Andy coughed and looked out of the window and then back at her. "I had a teacher at Second City in Chicago, a guy named Sheldon Patinkin, who used to say, "Better to be an asshole than a chicken-shit." Andy put his hand on the door handle. "I’m not gonna be around forever. I gotta push the baby bird out of the nest at some point. Let’s just hope I don’t hear a thud."
He opened the door and a warm blast of city air filled the car, and within a few seconds he disappeared into the crowd, his dog-eared Mets hat pulled low. Andy kept his head down and his collar up on the subway and successfully managed to avoid any gawkers as the F train snaked its way through lower Manhattan.He made it up to street level without too much hassle and took a deep breath of fresh air. It smelled like it was going to rain.

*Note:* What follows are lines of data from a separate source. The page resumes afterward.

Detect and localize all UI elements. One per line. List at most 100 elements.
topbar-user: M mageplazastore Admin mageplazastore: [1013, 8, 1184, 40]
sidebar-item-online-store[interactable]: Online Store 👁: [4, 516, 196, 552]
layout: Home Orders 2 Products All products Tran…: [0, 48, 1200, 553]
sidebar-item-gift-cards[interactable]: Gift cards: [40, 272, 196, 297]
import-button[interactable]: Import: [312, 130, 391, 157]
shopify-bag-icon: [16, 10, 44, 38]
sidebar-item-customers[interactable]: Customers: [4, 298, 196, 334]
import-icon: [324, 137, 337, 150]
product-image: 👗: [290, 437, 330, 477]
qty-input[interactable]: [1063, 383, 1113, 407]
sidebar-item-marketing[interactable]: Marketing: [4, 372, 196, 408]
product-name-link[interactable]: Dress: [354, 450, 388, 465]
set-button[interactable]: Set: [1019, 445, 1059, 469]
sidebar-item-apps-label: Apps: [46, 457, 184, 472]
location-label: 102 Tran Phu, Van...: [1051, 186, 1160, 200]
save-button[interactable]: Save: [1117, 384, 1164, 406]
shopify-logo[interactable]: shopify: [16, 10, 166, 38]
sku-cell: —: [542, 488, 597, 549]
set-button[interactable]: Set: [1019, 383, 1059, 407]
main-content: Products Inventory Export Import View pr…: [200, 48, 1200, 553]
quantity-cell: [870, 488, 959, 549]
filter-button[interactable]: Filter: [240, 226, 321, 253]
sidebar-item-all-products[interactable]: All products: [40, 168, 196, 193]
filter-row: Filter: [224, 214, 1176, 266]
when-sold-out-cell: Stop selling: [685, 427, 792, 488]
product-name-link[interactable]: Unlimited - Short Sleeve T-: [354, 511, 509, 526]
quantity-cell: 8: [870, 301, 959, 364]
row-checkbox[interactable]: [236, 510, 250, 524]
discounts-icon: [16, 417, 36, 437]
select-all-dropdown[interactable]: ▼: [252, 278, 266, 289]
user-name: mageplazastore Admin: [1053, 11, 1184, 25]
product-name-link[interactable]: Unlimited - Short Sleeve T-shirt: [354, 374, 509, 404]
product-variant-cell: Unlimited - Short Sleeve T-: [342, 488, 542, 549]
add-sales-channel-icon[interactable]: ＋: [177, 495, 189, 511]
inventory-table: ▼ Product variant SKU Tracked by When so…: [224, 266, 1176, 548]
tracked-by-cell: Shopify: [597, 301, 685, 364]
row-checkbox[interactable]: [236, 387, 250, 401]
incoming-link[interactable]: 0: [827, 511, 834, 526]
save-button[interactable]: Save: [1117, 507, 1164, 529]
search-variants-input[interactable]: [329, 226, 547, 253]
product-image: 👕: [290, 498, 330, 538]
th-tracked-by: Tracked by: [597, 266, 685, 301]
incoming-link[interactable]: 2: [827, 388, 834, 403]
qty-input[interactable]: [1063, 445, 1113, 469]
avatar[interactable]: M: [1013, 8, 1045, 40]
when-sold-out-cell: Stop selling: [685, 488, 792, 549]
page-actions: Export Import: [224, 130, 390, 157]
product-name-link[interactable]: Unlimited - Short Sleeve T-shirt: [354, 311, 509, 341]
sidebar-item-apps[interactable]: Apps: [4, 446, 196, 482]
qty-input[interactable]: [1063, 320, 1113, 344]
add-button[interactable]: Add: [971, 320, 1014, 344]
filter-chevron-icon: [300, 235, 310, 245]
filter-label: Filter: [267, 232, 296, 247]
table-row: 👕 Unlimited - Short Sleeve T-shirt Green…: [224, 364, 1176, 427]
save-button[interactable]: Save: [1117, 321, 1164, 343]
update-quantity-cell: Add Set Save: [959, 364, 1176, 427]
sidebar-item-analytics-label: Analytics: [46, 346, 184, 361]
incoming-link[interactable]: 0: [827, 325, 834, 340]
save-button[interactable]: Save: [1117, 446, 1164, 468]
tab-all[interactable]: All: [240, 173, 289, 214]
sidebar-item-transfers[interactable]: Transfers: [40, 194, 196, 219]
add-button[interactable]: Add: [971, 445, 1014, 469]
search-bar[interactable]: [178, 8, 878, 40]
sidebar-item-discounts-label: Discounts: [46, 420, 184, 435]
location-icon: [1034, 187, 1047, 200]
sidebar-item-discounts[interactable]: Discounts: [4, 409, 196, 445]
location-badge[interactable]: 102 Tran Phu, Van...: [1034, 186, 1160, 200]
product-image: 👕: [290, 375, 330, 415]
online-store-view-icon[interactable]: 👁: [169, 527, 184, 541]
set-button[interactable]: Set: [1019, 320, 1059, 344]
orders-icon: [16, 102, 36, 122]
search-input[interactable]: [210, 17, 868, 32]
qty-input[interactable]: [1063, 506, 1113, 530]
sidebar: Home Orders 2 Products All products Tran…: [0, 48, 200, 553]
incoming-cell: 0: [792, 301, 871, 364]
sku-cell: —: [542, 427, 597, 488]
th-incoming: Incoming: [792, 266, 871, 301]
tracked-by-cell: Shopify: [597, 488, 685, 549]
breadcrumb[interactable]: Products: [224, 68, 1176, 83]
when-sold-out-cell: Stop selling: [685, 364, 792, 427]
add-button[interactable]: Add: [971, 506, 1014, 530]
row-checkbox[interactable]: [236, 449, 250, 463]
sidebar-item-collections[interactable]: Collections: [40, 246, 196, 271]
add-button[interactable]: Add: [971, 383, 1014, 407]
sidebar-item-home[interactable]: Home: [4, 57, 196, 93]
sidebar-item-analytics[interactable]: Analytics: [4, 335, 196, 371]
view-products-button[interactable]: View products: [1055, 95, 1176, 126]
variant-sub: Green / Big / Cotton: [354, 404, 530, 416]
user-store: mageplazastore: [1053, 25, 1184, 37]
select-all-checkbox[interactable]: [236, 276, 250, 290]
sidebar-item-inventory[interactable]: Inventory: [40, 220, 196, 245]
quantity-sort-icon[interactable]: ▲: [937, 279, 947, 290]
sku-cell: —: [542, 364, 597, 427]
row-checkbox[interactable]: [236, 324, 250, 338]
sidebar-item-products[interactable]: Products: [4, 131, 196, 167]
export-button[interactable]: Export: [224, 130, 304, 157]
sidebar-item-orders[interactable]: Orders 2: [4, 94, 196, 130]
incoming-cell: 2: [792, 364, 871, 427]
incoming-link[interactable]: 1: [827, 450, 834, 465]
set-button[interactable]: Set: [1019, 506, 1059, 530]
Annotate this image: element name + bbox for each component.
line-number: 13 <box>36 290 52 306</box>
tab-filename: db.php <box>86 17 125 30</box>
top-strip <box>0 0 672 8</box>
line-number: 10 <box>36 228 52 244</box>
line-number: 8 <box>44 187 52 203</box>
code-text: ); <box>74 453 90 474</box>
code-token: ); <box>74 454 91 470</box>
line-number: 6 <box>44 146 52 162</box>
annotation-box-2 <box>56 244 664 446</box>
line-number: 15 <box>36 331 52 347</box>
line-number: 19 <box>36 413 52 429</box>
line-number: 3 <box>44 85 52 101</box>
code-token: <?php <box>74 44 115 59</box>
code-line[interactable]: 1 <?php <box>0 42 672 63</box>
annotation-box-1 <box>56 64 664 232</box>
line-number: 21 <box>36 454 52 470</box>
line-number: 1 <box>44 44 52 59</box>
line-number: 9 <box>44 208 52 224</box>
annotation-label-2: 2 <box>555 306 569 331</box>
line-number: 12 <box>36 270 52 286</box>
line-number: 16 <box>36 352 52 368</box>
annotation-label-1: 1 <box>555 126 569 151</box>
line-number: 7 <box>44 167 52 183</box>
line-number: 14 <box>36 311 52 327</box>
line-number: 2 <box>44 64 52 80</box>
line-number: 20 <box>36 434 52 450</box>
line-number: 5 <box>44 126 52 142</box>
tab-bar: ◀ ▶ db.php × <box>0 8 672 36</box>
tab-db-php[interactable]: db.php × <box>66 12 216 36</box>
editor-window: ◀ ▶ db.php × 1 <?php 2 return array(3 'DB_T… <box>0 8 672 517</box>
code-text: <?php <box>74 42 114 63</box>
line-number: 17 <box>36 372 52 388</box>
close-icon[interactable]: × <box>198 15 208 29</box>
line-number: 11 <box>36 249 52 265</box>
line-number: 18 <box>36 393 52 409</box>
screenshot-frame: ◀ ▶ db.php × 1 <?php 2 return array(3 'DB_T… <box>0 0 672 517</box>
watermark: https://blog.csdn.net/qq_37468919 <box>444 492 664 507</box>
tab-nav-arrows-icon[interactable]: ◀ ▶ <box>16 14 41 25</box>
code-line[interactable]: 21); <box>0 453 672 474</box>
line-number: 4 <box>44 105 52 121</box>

He walked the two blocks to the studio, stopping only for a coffee from a street kiosk. The clerk nodded politely.
Andy thought back to 15 years ago when, taking the subway to the first week of tapings, he secretly and embarrassingly to him now hoped that strangers would recognize him. He thought back to hiring Mitch almost by accident, as they’d stumbled coming off of an elevator. He thought back to just under a year ago when he’d completely rehauled the writers room. The bits had become too predictable, too setup-punchline, too Borscht belt, too middle class, too fucking boring, quite frankly. He’d gotten into comedy through Richard Pryor, Andy Kaufman, mid-period George Carlin and others who’d embraced danger. He’d spent entire summer afternoons listening to their records, sitting cross-legged in front of the speaker in his mother’s living room as if he’d found the key to some sort of everlasting career. What else would be his ticket out of Fleetwood, Minnesota? What else was he going to do? He couldn’t fix cars. He couldn’t sing.
He remembered the Friday night when he’d appeared at a comedy club in Chicago and the head of some premium cable channel was among the two dozen people in the audience while Andy was absolutely killing it by surfing the wave of the moment. He’d been allowed to go on for an hour yet had no idea what he’d said because he was half in the bag the whole time. Andy was offered the show and was drunk for the first three years, with Mitch finally getting him on the wagon. Or was it off the wagon? It dawned on Andy that his job had been slowly killing him.
But it was still a job. In a cynical way he was really there just to make the studio money selling dishwashers, cars, sugar water, alcohol. He was a salesman, not the kind of guy that could make any sort of grand artistic statement. So he treated the show as if he were performing in a Chicago club. Anyway, with the lights down low, Andy couldn’t see the audiences beyond the first two rows. Recently, he’d been having a hard time connecting with them. He pictured the palm of his hand up at arm’s length. It always gave him a fair sense of how far away they were from him.